Guardi la TV? Scorrono delle informazioni in “pancia”, nella parte bassa. Consulti i social o un sito web? Ti si aprono banner da tutte le parti che tentano di catturare la tua attenzione. E comunque, anche se quello che stai facendo è qualcosa di monotasking, come leggere un libro, c’è sempre l’immancabile notifica che arriva a pretendere un po’ di attenzione.
L’attenzione, già, il vero e unico bene prezioso dei tempi moderni a cui le aziende ambiscono più di qualsiasi altra cosa. Perché il cervello, che ci piaccia o meno, non è multitasking. Ne segue che soltanto chi riesce a strappare un attimo d’attenzione esclusiva, per quanto breve, potrà giocarsi la carta del far passare il messaggio attraverso le nostre sinapsi. E se è molto fortunato (o molto bravo), quel messaggio sedimenterà nella nostra memoria, ottenendo il premio sperato.
Per tutti questi motivi - l’esistenza di mezzi più veloci, più pratici, meno esclusivi - mi sono chiesto se la perdita di interesse per la scrittura e la lettura sia davvero da leggere come un peggioramento culturale delle nostre abitudini oppure - faccio fatica persino a scriverlo - non sia una normale evoluzione dell’essere umano.
Attenzione, non sto sostenendo una tesi. Tutt’altro: ho strutturato questa Insalata Mista per fornire prove a sostegno di una tesi e dell’altra.
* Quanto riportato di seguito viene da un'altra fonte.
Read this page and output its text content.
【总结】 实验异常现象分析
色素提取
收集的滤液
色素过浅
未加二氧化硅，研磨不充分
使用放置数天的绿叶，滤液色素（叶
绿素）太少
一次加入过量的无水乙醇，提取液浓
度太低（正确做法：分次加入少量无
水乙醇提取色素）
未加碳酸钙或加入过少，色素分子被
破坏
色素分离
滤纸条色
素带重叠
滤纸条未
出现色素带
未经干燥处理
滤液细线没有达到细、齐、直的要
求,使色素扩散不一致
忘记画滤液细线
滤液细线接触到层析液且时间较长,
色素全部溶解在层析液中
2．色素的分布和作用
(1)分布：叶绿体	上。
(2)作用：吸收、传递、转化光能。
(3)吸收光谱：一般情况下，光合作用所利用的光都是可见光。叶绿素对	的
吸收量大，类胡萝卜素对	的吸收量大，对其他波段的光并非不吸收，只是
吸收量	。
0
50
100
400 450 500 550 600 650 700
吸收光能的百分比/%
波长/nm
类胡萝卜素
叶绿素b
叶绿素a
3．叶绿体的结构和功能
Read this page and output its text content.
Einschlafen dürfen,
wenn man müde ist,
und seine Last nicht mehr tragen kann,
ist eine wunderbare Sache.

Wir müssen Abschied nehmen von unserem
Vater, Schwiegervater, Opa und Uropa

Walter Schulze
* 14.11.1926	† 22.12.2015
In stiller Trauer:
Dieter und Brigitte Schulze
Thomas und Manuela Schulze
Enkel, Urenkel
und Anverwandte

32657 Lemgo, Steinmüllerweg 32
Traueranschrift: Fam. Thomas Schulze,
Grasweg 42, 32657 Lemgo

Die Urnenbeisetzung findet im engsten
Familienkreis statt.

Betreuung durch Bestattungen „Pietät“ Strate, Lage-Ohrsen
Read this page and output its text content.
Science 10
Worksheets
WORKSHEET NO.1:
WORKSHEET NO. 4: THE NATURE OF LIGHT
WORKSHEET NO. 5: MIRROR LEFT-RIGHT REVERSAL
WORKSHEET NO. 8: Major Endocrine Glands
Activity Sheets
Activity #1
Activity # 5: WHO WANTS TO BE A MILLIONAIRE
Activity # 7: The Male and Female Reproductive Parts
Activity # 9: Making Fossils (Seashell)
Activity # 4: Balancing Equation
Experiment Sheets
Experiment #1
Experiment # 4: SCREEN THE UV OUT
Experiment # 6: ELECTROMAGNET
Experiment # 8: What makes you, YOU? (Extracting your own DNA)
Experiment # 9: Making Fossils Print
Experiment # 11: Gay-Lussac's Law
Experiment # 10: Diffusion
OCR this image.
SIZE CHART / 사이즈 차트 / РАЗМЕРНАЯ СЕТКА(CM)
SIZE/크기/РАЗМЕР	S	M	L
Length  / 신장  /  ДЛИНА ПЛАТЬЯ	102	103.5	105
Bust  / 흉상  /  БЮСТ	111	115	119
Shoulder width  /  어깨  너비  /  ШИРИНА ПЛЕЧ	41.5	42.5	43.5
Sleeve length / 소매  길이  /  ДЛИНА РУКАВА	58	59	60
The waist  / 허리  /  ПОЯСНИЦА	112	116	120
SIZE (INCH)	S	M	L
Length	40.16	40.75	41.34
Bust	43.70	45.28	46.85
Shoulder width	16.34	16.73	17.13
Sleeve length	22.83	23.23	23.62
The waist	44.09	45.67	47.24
Anzi, da amante della scrittura (nonché autore di questa newsletter che va avanti ormai da due anni e mezzo), non posso che stare dalla parte di chi sostiene la lettura e la scrittura a tutti i costi. Ma non è che invece, per qualche motivo, stiamo assistendo a un cambio epocale come quelli che nella storia cambiarono definitivamente e ripetutamente costumi e cultura popolare?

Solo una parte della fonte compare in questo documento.